Knee pain can often be prevented by stretching regularly, wearing proper footwear when you exercise, warming up before exercise, and maintaining a healthy body weight.
Patellofemoral pain syndrome causes
While the precise cause of patellofemoral pain syndrome is often not known, contributing factors may include:
- Overuse of the knee joints, particularly from playing certain sports
- An injury or trauma that affects the kneecap
- Weak or imbalanced muscles in the hips and knees
- Certain knee surgeries
Patellofemoral pain syndrome risk factors
You may be more likely to develop patellofemoral pain syndrome if you:
- Are an adolescent or young adult
- Are a woman
- Play sports that stress your knees, such as sports that involve jumping or running
Patellofemoral pain syndrome symptoms
The main symptom of patellofemoral pain syndrome is knee pain, that may worsen while:
- Kneeling or squatting
- Going up or down stairs
Patellofemoral pain syndrome prevention
You can lower your risk of developing knee pain by:
- Stretching regularly
- Warming up before you exercise
- Strengthening your hip and leg muscles to promote balance and alignment
- Wear supportive and properly fitting shoes
Patellofemoral pain syndrome diagnosis
When assessing knee pain, your doctor will review your medical history and provide a physical examination of the knee and leg.

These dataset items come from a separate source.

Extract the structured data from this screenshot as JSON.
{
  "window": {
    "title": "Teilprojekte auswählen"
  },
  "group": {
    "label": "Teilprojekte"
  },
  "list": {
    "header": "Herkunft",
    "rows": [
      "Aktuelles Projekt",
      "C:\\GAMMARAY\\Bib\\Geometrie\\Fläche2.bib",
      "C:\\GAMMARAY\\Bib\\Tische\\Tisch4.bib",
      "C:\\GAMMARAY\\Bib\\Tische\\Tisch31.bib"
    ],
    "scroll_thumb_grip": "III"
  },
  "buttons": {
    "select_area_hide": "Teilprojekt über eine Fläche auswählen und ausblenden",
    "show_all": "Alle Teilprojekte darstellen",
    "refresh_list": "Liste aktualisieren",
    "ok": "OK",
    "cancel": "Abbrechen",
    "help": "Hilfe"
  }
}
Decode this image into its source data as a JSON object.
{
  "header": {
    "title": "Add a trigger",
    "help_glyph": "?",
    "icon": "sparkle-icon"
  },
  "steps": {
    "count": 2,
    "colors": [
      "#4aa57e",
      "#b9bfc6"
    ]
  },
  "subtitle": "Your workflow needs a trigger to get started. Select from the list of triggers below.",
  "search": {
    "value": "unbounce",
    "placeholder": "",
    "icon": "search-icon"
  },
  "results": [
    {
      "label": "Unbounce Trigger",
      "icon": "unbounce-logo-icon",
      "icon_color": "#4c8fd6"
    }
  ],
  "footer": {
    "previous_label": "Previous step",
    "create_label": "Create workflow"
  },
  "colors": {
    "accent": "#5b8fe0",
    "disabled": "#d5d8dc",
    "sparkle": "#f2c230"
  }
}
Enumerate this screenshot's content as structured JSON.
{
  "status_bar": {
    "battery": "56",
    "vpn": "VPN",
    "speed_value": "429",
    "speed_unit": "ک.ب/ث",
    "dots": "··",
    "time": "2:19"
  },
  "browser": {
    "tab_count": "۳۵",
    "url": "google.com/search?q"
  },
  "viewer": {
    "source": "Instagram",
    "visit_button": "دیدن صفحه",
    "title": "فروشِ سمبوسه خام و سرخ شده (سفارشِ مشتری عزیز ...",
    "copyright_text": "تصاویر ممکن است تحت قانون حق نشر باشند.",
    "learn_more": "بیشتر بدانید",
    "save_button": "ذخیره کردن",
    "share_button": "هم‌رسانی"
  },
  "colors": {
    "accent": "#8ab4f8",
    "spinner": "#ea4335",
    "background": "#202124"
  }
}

Your doctor may also order the following imaging tests:
- X-ray to visualize bones in the knee and leg
- CT scan to view soft tissues in the knee and leg, in addition to bones
- MRI scan to create a detailed image of soft tissues and bones
Patellofemoral pain syndrome treatment
The first line of treatment for patellofemoral pain syndrome generally involves:
- Resting the knees, and avoiding activities that cause or worsen your pain
- Taking anti-inflammatory medicines such as ibuprofen and acetaminophen
- Practicing physical therapy exercises, particularly those that strengthen the quadriceps, core and lower back
- Wearing orthotics, or shoe inserts, to stabilize the lower leg and relieve stress on the knee joints
In rare and severe cases that do not improve with other treatments, your doctor may recommend surgery. Surgical procedures may include:
- In this procedure, the doctor uses a small camera and surgical instruments that are inserted into the knee joint to either remove damaged tissue, or to re-align the kneecap.

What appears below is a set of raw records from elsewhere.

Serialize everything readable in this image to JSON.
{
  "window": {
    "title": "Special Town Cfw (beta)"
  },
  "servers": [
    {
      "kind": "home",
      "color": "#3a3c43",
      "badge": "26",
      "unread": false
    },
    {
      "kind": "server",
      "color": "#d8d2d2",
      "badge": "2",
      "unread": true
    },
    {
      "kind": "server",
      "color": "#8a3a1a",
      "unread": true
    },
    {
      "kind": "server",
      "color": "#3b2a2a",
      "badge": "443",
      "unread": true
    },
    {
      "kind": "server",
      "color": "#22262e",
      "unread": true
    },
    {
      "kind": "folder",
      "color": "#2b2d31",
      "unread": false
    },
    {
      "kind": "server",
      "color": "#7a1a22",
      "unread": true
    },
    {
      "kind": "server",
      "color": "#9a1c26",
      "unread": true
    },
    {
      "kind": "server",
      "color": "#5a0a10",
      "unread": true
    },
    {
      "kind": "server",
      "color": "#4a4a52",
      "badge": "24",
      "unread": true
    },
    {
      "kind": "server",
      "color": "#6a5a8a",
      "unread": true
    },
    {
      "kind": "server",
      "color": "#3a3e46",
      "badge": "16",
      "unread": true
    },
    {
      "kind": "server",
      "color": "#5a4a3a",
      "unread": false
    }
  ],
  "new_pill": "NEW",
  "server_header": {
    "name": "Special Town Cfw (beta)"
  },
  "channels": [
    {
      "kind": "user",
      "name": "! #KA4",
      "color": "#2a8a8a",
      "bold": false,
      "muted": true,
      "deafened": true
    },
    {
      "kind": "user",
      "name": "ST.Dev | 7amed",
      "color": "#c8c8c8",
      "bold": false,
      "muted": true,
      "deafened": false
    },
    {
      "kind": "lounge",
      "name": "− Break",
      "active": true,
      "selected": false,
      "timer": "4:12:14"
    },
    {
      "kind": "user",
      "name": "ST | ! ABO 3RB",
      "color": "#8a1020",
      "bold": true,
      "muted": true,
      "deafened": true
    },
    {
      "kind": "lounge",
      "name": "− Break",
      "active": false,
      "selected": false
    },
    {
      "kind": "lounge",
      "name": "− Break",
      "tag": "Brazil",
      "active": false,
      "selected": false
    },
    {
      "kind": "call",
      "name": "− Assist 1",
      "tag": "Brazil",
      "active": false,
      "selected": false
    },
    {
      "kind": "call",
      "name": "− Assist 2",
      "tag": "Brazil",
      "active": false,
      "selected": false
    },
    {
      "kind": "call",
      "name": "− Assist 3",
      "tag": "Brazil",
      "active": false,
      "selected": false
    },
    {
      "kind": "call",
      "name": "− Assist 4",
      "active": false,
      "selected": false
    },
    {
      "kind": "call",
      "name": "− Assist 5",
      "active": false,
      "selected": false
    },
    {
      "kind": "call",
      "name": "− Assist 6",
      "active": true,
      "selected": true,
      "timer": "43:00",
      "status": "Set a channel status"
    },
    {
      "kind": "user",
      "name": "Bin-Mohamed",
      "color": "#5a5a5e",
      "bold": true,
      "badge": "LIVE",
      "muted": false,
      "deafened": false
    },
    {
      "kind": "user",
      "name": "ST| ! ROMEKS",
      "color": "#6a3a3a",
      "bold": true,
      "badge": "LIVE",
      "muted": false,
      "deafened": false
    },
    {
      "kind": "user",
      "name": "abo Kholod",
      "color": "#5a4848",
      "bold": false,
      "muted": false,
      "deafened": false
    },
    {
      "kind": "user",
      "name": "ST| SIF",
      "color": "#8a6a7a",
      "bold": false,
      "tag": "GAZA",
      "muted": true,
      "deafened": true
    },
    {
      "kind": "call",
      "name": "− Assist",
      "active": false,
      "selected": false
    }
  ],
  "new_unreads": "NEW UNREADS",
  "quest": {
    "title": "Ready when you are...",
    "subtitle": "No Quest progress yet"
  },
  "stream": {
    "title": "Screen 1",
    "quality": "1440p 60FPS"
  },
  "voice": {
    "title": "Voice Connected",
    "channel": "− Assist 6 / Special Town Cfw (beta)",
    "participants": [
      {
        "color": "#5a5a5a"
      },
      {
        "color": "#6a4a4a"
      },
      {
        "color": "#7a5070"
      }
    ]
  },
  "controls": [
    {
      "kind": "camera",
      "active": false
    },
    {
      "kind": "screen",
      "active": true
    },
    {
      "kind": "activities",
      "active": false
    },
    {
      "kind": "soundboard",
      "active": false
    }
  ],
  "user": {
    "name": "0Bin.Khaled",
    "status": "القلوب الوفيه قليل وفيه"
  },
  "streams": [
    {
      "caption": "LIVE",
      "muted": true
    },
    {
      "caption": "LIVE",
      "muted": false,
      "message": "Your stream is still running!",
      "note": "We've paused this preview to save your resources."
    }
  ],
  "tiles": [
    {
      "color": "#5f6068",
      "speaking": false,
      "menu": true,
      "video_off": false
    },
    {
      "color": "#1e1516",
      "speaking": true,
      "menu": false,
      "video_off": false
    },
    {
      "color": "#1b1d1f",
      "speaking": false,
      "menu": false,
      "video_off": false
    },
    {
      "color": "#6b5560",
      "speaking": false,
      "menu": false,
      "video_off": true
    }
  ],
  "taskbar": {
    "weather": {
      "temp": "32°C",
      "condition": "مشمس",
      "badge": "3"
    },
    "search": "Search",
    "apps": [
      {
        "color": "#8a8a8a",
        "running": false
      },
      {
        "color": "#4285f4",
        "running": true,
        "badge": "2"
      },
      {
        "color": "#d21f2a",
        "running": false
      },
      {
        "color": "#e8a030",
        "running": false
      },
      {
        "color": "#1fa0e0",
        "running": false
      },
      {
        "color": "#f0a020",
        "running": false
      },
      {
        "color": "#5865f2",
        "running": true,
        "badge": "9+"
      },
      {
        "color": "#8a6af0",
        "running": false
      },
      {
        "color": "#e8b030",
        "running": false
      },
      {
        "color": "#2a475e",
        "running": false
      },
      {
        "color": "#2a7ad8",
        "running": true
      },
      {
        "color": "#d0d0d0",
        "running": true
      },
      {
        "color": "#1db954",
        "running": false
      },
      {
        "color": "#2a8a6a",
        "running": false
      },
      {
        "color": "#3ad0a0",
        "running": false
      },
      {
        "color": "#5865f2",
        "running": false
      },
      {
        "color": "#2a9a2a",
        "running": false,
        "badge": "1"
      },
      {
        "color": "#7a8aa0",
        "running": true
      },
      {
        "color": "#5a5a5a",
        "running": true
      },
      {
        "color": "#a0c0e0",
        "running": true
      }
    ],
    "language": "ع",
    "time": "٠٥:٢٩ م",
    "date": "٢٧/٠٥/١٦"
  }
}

- Tibial tubercle transfer. In this open surgical procedure, the doctor will move specific tendons in the lower leg to re-align the kneecap.
Your doctor will recommend the best treatment measures for your specific case. These recommendations may involve buying more supportive shoes, maintaining a healthy body weight to reduce stress on the knees, or adopting a specific physical therapy regimen.